警官になって、武士とはまた違った形にもなっていて。

だけど誠は確かに彼等の中にあるのだ。

新撰組として生きた証は、それぞれの心に残っている。



「わっ…!」



ぐいっと腕を引かれ、そのまま流れるままポスンと彼の膝の上。

ぎゅっと抱きしめられたことで密着した髪が額に触れた。



「町に行くか。

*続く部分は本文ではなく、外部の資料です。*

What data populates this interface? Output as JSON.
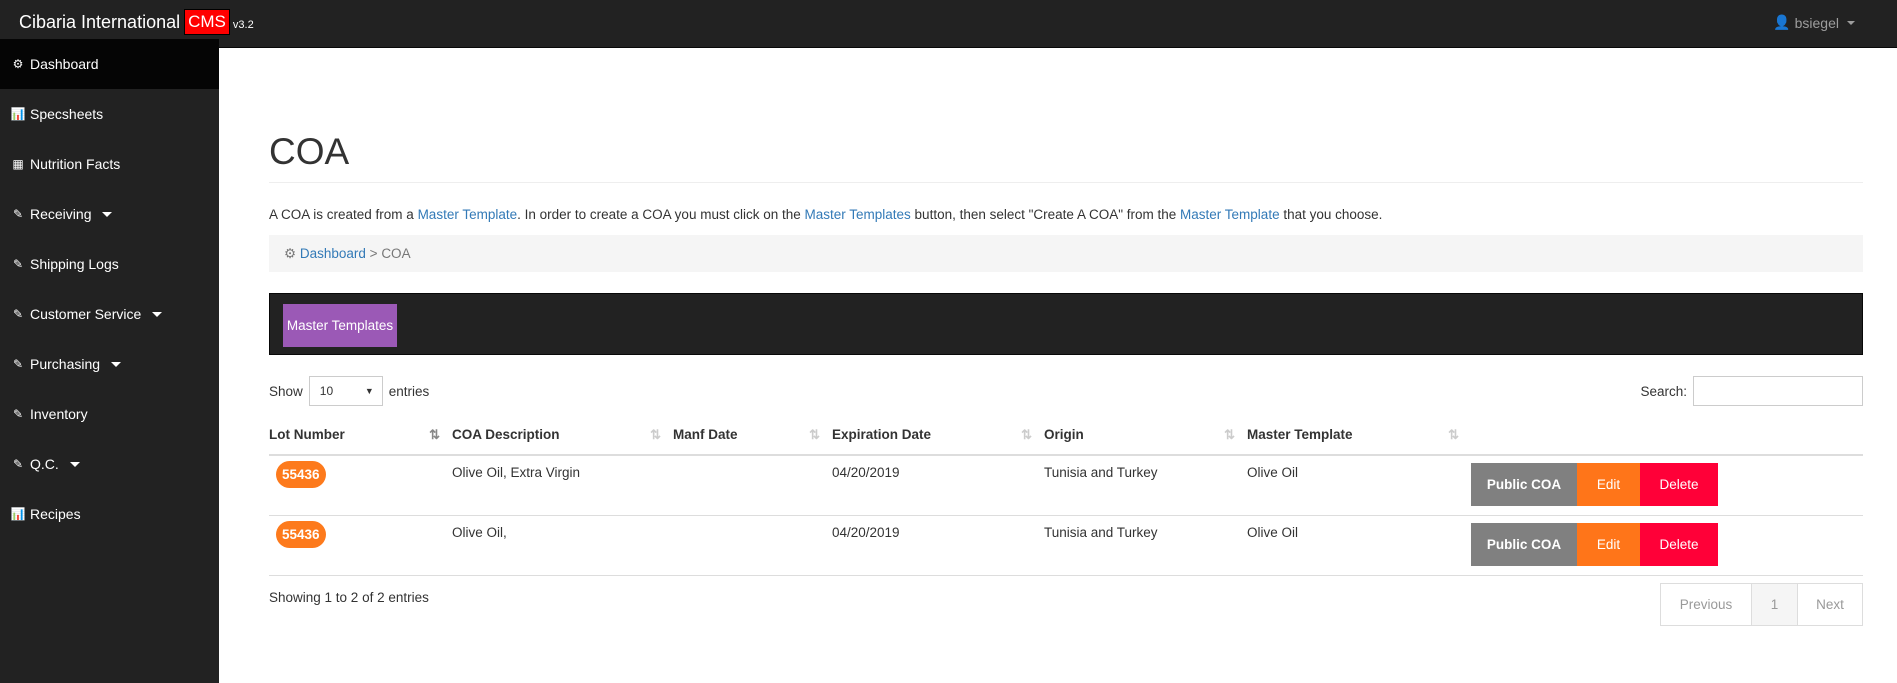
{
  "app": {
    "brand": "Cibaria International",
    "cms": "CMS",
    "version": "v3.2",
    "user": "bsiegel"
  },
  "sidebar": {
    "items": [
      {
        "label": "Dashboard",
        "icon": "dashboard-icon",
        "active": true
      },
      {
        "label": "Specsheets",
        "icon": "bar-chart-icon"
      },
      {
        "label": "Nutrition Facts",
        "icon": "table-icon"
      },
      {
        "label": "Receiving",
        "icon": "edit-icon",
        "dropdown": true
      },
      {
        "label": "Shipping Logs",
        "icon": "edit-icon"
      },
      {
        "label": "Customer Service",
        "icon": "edit-icon",
        "dropdown": true
      },
      {
        "label": "Purchasing",
        "icon": "edit-icon",
        "dropdown": true
      },
      {
        "label": "Inventory",
        "icon": "edit-icon"
      },
      {
        "label": "Q.C.",
        "icon": "edit-icon",
        "dropdown": true
      },
      {
        "label": "Recipes",
        "icon": "bar-chart-icon"
      }
    ]
  },
  "page": {
    "title": "COA",
    "desc": {
      "p1": "A COA is created from a ",
      "l1": "Master Template",
      "p2": ". In order to create a COA you must click on the ",
      "l2": "Master Templates",
      "p3": " button, then select \"Create A COA\" from the ",
      "l3": "Master Template",
      "p4": " that you choose."
    },
    "breadcrumb": {
      "home": "Dashboard",
      "sep": " > ",
      "current": "COA"
    },
    "master_templates_button": "Master Templates"
  },
  "table": {
    "show": "Show",
    "entries_value": "10",
    "entries": "entries",
    "search_label": "Search:",
    "columns": [
      "Lot Number",
      "COA Description",
      "Manf Date",
      "Expiration Date",
      "Origin",
      "Master Template"
    ],
    "rows": [
      {
        "lot": "55436",
        "desc": "Olive Oil, Extra Virgin",
        "manf": "",
        "exp": "04/20/2019",
        "origin": "Tunisia and Turkey",
        "template": "Olive Oil"
      },
      {
        "lot": "55436",
        "desc": "Olive Oil,",
        "manf": "",
        "exp": "04/20/2019",
        "origin": "Tunisia and Turkey",
        "template": "Olive Oil"
      }
    ],
    "actions": {
      "public": "Public COA",
      "edit": "Edit",
      "delete": "Delete"
    },
    "info": "Showing 1 to 2 of 2 entries",
    "pager": {
      "prev": "Previous",
      "page": "1",
      "next": "Next"
    }
  },
  "colors": {
    "accent": "#9b59b6",
    "badge": "#fd7a1c",
    "edit": "#ff7519",
    "delete": "#ff0038",
    "public": "#808080",
    "cms": "#ff0000"
  }
}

海の方にも行きてえっつってただろ」


「…うん」


「…っても、離せねえんだがな」



ぎゅっと握りしめているのは土方さんもだけど、私だってそうだ。

昔を思い出すとこうして違う形になった今が何よりも愛しく思えてくる。



「んっ…、ん、」



ちゅっと軽い口づけが何度か弾けた。



「…江戸の姉貴から、また顔出せって文がきてた」


「……行きたくない」


「まぁそう言ってやるなよ。あいつらはああいう部族だとでも思っとけ」



それは春のことだった。

土方さんが戻ってきてから初めて迎えた春、私は船に乗って彼と一緒に江戸へ向かった。